In short, MDT's rally is rooted in hard numbers: stronger revenue, better-than-guided earnings, solid cash flow, faster growth in cardiac ablation, and a healthy FY2027 outlook. When a large-cap medtech name delivers that package on a day when the broader market is under pressure, traders tend to notice and long-term investors tend to take a second look.
Medtronic (MDT) rises today because its June 3 earnings report gave investors a concrete reason to pay up: growth improved, guidance stayed strong, and the dividend moved higher again. For investors, the message is simple: MDT is no longer trading only on defense, and that change can matter if this growth run continues.
MDT is up because Medtronic reported fiscal Q4 and full-year FY2026 results that beat guidance, with revenue growth and earnings both coming in strong. Investors also reacted positively to upbeat FY2027 guidance, a dividend increase, and rapid growth in cardiac ablation.

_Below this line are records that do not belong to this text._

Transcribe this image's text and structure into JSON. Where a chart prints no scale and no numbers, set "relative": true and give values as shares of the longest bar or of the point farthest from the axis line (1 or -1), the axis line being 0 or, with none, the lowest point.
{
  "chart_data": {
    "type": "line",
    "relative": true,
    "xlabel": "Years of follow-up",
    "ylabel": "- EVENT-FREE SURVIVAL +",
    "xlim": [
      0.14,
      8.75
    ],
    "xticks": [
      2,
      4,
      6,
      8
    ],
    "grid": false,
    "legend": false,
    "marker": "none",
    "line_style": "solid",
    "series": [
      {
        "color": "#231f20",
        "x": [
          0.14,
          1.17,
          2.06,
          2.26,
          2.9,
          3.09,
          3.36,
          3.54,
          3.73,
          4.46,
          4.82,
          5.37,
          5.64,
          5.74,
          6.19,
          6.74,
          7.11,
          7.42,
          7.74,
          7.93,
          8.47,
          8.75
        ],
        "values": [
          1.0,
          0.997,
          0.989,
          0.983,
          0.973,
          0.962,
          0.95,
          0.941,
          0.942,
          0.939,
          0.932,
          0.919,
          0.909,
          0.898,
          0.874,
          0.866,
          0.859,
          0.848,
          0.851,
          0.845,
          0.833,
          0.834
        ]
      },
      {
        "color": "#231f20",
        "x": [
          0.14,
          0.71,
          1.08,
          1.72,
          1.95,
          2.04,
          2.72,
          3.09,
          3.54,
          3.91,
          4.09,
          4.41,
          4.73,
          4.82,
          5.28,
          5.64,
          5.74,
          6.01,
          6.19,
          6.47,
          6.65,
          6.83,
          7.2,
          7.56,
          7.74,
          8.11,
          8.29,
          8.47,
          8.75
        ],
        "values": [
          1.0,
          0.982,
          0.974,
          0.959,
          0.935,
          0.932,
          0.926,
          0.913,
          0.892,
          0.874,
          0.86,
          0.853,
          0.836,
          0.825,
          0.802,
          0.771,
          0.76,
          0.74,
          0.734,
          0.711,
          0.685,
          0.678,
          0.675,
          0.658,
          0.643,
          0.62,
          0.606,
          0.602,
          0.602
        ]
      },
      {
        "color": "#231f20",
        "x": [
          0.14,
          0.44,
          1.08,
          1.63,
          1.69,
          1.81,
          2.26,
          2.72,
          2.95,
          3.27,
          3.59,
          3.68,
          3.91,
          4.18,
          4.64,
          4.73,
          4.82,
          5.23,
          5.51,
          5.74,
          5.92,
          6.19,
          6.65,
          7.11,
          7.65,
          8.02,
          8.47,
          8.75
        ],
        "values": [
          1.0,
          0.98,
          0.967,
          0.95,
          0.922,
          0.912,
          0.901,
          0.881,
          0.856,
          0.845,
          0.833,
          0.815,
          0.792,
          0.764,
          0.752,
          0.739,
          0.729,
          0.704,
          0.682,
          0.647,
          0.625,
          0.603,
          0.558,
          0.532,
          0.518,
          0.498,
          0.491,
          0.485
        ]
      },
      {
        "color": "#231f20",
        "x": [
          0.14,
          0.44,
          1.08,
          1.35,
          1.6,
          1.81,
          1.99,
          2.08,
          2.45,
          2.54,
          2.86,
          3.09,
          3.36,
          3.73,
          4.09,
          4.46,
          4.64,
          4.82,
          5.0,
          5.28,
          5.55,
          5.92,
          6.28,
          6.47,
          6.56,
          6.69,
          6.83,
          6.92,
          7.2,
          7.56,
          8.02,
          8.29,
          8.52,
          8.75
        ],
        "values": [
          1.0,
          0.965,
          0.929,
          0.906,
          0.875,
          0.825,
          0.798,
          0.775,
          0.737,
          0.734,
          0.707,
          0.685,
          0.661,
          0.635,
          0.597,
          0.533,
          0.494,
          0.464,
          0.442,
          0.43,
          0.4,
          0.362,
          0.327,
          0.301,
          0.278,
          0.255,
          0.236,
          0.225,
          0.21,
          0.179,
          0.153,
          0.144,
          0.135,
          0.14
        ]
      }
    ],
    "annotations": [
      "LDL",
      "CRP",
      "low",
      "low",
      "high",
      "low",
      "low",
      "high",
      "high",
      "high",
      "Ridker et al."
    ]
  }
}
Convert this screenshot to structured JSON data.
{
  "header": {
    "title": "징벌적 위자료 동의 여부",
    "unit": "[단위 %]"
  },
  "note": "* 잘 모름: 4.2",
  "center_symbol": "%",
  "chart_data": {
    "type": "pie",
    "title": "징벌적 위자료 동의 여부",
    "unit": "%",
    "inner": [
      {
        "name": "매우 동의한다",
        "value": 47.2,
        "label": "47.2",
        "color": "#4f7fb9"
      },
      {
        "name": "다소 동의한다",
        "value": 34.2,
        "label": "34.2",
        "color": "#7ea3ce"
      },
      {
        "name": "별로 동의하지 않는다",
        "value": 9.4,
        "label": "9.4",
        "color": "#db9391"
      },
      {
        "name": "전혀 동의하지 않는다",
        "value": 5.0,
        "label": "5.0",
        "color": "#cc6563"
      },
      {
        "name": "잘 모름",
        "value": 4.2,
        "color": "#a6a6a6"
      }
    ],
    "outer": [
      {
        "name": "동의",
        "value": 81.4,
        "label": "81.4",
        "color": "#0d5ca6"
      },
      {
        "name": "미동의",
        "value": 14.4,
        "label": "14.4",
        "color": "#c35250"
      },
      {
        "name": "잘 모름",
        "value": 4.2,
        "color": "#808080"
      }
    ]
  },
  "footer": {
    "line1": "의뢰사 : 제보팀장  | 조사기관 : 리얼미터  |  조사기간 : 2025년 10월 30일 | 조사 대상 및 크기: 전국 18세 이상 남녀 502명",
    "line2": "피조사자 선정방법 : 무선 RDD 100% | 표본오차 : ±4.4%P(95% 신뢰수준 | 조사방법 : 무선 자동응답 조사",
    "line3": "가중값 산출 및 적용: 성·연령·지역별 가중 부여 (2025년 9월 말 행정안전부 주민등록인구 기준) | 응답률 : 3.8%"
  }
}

+Should I buy MDT stock now?
The article suggests MDT looks more attractive after the earnings reset because it combines solid growth, a 3.83% dividend yield, and strong free cash flow. That said, investors should still weigh valuation and whether the company can sustain this faster growth trend.
+What was the main catalyst for Medtronic's rally?
The main catalyst was Medtronic’s June 3 earnings report. The company posted strong Q4 and FY2026 results, raised its outlook for FY2027, and showed especially strong momentum in Cardiac Ablation Solutions.
+Is Medtronic still a dividend stock?
Yes. Medtronic raised its quarterly dividend to $0.72 per share, extending its long streak of annual dividend increases. The stock still offers income appeal alongside its improving growth profile.